Extracellular vesicles (EVs) are small, dim, and difficult to measure by flow cytometry. Conventional flow cytometers designed for lymphocyte analysis lack the sensitivity to measure EVs well, and the literature is rife with artifacts that result from this. The use of proper experimental design, including appropriate controls and calibration can help identify these artifacts and enable reporting of results in a manner that can allow comparison between labs and among instruments. The ISAC-ISEV-ISTH EV FFC Working Group, a collaborative group of more than a dozen labs using FC to analyze EVs, has developed a framework to guide the reporting of EV FC analysis methods and results to facilitate standardization and progress in the field. This lab module will illustrate some of the key issues of experimental design and measurement calibration for EV FC.

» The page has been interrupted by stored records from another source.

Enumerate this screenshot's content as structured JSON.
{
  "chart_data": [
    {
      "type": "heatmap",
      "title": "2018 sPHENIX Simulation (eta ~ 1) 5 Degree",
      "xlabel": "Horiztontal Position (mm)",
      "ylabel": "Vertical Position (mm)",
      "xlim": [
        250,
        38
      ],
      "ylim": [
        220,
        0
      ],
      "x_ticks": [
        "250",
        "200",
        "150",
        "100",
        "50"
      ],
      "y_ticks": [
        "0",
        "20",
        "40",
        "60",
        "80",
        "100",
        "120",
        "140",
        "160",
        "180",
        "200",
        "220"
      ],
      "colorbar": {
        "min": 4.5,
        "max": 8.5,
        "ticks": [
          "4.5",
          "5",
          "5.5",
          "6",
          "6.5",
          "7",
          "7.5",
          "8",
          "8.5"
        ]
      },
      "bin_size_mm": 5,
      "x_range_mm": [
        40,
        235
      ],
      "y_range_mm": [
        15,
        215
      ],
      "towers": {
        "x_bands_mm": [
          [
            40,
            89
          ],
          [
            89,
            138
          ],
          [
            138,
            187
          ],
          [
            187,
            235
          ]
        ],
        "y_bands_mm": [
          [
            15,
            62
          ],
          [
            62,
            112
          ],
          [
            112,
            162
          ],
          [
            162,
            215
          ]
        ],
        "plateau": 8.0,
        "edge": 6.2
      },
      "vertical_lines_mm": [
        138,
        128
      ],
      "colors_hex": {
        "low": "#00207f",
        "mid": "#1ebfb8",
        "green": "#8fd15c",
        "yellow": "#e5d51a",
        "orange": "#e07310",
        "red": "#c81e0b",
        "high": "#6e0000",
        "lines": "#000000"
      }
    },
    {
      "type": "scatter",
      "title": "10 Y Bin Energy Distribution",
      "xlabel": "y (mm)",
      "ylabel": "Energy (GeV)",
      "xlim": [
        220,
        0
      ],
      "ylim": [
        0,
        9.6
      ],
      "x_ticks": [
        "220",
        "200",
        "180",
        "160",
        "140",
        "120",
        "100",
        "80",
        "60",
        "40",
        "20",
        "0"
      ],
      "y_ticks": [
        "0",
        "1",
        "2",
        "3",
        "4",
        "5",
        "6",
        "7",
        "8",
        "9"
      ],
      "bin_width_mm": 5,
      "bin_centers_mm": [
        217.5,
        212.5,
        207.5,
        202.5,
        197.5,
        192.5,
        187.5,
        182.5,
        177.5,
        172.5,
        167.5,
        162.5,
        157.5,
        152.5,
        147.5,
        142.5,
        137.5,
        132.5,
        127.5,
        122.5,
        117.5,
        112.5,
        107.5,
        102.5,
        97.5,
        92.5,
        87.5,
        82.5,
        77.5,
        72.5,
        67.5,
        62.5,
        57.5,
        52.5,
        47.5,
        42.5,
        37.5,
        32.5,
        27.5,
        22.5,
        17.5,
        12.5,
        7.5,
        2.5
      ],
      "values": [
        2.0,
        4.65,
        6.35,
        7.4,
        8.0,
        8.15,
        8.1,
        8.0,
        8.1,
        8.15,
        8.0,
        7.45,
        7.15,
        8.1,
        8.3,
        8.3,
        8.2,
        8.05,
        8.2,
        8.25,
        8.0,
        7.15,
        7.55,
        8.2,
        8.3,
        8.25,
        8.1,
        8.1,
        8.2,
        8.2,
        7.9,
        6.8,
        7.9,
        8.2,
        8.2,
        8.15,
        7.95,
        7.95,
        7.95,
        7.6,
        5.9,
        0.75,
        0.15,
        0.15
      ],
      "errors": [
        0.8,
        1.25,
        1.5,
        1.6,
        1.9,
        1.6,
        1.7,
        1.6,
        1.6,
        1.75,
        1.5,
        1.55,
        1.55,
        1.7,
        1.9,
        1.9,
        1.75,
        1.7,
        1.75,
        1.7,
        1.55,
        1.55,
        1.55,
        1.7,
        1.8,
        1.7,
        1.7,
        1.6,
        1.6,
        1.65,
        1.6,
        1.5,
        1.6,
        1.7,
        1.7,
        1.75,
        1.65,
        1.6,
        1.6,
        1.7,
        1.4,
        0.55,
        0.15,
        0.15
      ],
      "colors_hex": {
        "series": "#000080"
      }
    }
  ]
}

Advanced methods - Cell Signaling

(David Hedley and Sue Chow)

90’

The lab covers methodology for intracellular antigen measurement by flow cytometry, with emphasis on the dynamics of signaling pathways. We illustrate this by tracking the early signaling events in LPS-activated peripheral blood monocytes, then following through to the activation of the NFkB transcription factor, and production of the inflammatory cytokines IL-6 and IL-1. We will take you through the practical steps to produce high quality data using whole blood samples, combining a wide range of intracellular targets while preserving surface immunophenotype and light scatter signals.

Imaging Flow Cytometry

(Ziv Porat)

90’

Imaging Flow Cytometry combines the high-throughput quantification of flow cytometry with the information rich imagery of microscopy. This allows novel applications for flow cytometry as protein co-localization, cell-cell interaction, cellular morphology etc. The module will review the principles of Imaging Flow cytometry and introduce the concepts and principles of data analysis followed by example applications for this technology. The practical module will consist of data acquisition and analysis on the Imagestream for a number of different applications, including NFkB nuclear translocation and apoptosis.